The first stage of questions is birth – they have to be born in your audience’s mind. If your presentation is too simple for the level of knowledge in your audience – it’s all material they’ve covered before – they won’t have any questions. Conversly, if it’s too complicated for them, they’ll turn off rather than risk asking a question which might make them look stupid.

2. Don’t cover every aspect of your topic in the presentation

If you cover everything there is to know on the topic – you won’t leave room for questions. So don’t be exhaustive in your coverage.

3. Let your audience know you would like questions and when to ask them

Near the beginning of your presentation let your audience know that you welcome questions. Then let them know when to ask them. There are a number of options:

Take questions throughout your presentation

Tell people they can interrupt you throughout the presentation to ask questions as they come to mind. This has several benefits:

  • people won’t have to remember their question till later
  • if they’re uncertain about something they can get that clarified at the time
  • questions on a particular issue are dealt with at the same time that you’re discussing that issue.

The downside to this strategy is that it can take you off track if people ask irrelevant questions or questions that you’re going to cover later in the presentation. If you find it tricky to get back into the flow of your presentation after an interruption it may not be the best strategy for you. Finally, it can throw the timing of your presentation if people ask a lot of questions on a particular issue. This strategy is best used in longer presentations and training courses where timing is less critical.

Take questions at defined points of your presentation

Tell people you will have an opportunity for questions after you’ve finished each part of your presentation. This option is a useful halfway point between having questions throughout and leaving them till the end of the presentation. You can also decide how long to take questions for during each break in your presentation, and so control the timing better.

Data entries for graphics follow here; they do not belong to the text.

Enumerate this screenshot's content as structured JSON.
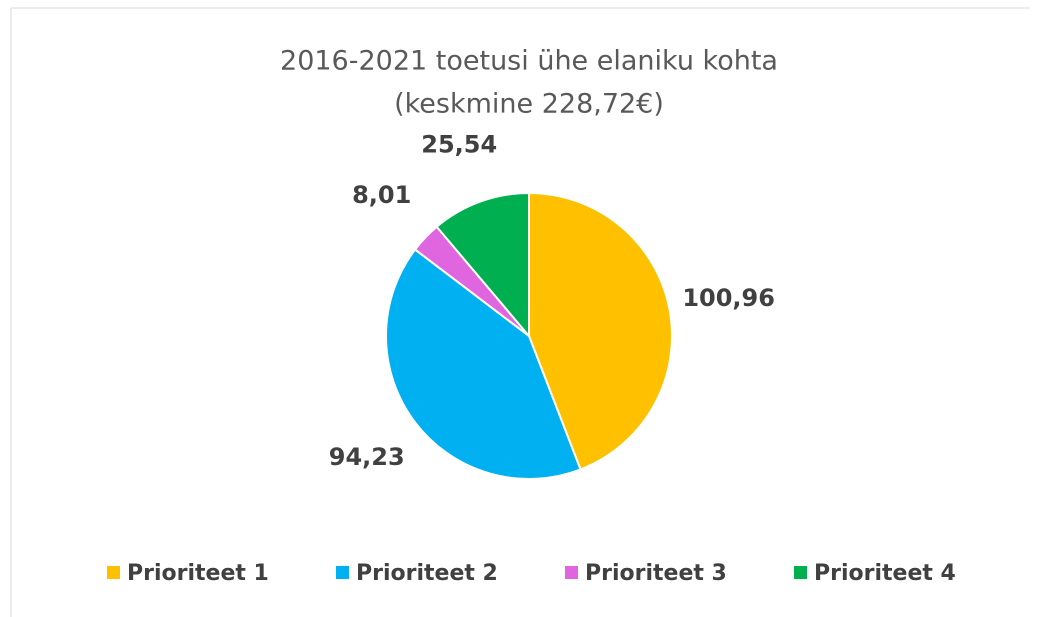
{
  "chart_data": {
    "type": "pie",
    "title": "2016-2021 toetusi ühe elaniku kohta",
    "subtitle": "(keskmine 228,72€)",
    "categories": [
      "Prioriteet 1",
      "Prioriteet 2",
      "Prioriteet 3",
      "Prioriteet 4"
    ],
    "values": [
      100.96,
      94.23,
      8.01,
      25.54
    ],
    "value_labels": [
      "100,96",
      "94,23",
      "8,01",
      "25,54"
    ],
    "colors": [
      "#ffc000",
      "#00b0f0",
      "#e066e0",
      "#00b050"
    ],
    "legend": "bottom"
  }
}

4. Let them ask a question as soon as they have one

If you’re serious about ensuring that people get their questions answered, invite people to interrupt you and ask their question. It’s the only way to ensure this. That’s when the question is burning for them. The longer you make people wait, the less likely they are to remember it. Once you’ve moved onto a new topic, their question will seem less relevant. Joey Asher from Talking Points blog says:

Questions aren’t to be feared. They’re to be embraced.  There’s no better way to connect with an audience than to allow them free rein to ask as many questions as they want.

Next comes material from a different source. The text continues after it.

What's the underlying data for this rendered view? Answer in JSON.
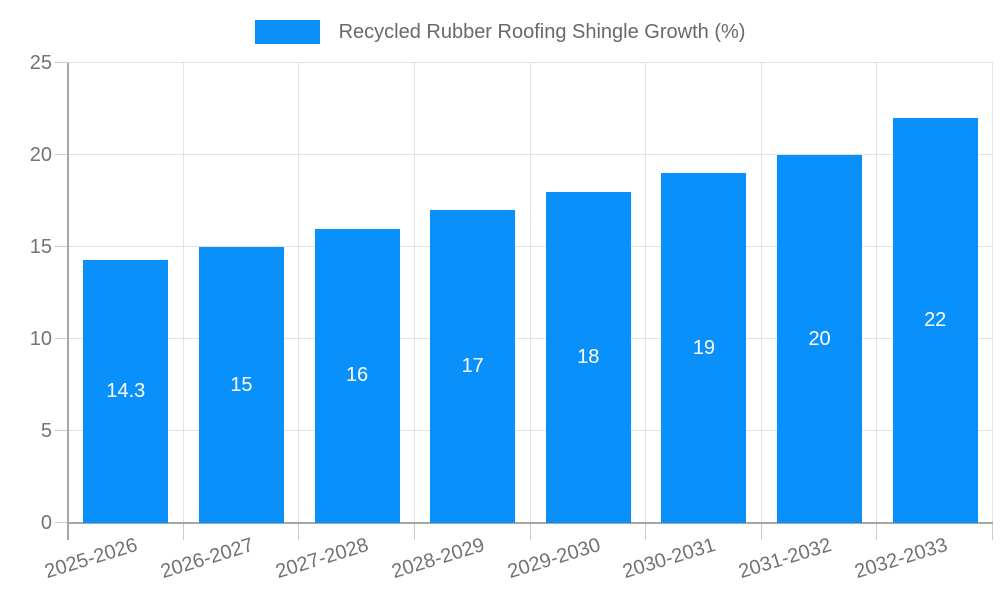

5. Invite people to write down their questions as they think of them

If you don’t want to take questions throughout, you can help people remember their questions by suggesting that they write them down.

6. Validate every question

It takes courage to ask a question. It’s public speaking – just not from the front of the room. People are held back by wondering if their question is stupid or did they miss something and you already answered it. So you need to do your bit to make it a safe environment for people to ask questions. Do that by responding warmly to all questions that are asked – even if the question is stupid or you had already covered it. I don’t recommend saying “Good question”. It’s become a cliche which is often used when the presenter can’t immediately think of the answer.

7. Have people discuss in pairs any questions they may have

If your audience seems a little shy, give them an opportunity to discuss their questions with one other person before they ask them in front of the whole of the audience. Here’s how do do this:

“I’m going to ask for questions in a moment. Please turn to the person next to you and discuss together any questions you have. Then I’ll answer those questions.”

This has several benefits:

  • It gives people the opportunity to try out their question in front of one person before risking humiliation in front of the whole audience.
  • Any questions that are answered by material you’ve already covered can be answered by their partner.
  • It gives people the opportunity to rehearse and fine-tune their question so that it will be shorter and clearer when they ask you.

8. Answer questions clearly and succinctly

If you answer every question with a long-winded and incoherent ramble, people are going to be reluctant to ask you another one. They’ll conclude they’re unlikely to get a useful answer from you. Nor do they want to subject the rest of the audience to another ramble.

More resources on other blogs

Five ways to make presentations Q&A friendly from Joey Asher at Talking Points. He also recommends validating every question:

Smiling at the questioner is like rewarding a dog for sitting on command.  Once rewarded, the chances are the audience will ask more.

John Windsor has a useful post Making the most of a Q&A session. He stresses anticipating the questions that might be asked. And also advises that you recap and conclude your presentation after the Q&A session. That provides a stronger ending to your presentation than just lettting questions peter out.

Andrew Dlugan discusses Leading the perfect Q&A. This covers all elements of the Q&A session from both the audience’s point of view and the presenters.